Why accessibility testing with real users changed how I design

An illustration showing a modal in two states: one with a user hovering over the close button, and one with the close button in focus, but the screen reader incorrectly identifying it as the properties button.

Usability testing with disabled users broke every assumption I had. Not in a dramatic way. In the quiet, embarrassing way where you watch someone struggle with something you were proud of and realize you built it for yourself. I had done the checklists. Color contrast, touch targets, focus order. The design-side audit came back clean. I genuinely thought we were in good shape. 

Then we ran sessions with actual users.

A screen reader user hit a modal we built and got completely trapped. We had reviewed the focus management. We’d tested keyboard navigation. Everything seemed fine. But we weren’t testing with an actual screen reader. The close button was an X icon. Visually, that’s unambiguous. But the accessible name on that button said “Properties.” A keyboard tester would never know that, so it wasn’t caught in testing. When a screen reader user heard “Properties,” she had no reason to think that button would close the modal. She kept looking for a way out, and eventually had to refresh the page.
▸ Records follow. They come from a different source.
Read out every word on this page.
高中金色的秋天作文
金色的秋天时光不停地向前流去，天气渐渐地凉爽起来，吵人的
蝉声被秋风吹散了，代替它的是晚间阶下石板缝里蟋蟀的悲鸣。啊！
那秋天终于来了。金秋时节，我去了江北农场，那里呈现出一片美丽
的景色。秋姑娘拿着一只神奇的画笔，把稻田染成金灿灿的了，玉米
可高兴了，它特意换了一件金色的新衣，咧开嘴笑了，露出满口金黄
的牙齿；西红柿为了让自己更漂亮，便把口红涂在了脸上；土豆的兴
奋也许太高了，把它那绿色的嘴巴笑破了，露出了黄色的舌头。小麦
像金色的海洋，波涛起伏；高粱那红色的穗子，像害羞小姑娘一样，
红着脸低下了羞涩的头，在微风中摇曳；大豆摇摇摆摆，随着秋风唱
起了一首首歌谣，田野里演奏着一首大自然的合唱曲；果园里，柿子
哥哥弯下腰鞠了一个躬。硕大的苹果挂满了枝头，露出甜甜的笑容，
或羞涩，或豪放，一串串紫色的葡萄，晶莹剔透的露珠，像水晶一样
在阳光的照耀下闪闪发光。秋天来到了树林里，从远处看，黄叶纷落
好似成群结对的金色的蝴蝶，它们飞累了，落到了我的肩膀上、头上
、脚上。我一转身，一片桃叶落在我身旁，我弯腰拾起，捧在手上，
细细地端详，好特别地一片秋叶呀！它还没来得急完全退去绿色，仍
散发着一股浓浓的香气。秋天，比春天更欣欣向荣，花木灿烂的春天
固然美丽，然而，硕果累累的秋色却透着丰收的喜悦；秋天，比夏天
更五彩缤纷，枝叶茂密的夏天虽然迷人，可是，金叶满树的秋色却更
That session changed how I work. A few things shifted permanently:

I added accessibility checkpoints to our design reviews. Not at the end of the project. At every stage. Wireframes, prototypes, before handoff. It became part of how we evaluated work, not a final gate.

I started running short sessions with assistive technology users earlier in the process. Not full usability studies. Sometimes just 1 or 2 people against a staging build, before anything shipped to production. That’s where the real gaps showed up.

I worked with our PM to make accessibility requirements testable conditions for done. Not a comment in a spec. Not a best-effort note. An actual definition of done that engineering could verify before a feature shipped.

Every change we made for accessibility made the product better for everyone. Clearer labels. More predictable interactions. Better error states. It was never a tradeoff.

If you haven’t run sessions with assistive technology users, start small. Recruit 2 or 3 people through your network or a screener. Run 30-minute sessions. You don’t need a research ops team or a lab. You just need to watch someone use your product.

Have you ever watched a screen reader user navigate something you built? I’d love to hear what changed for you.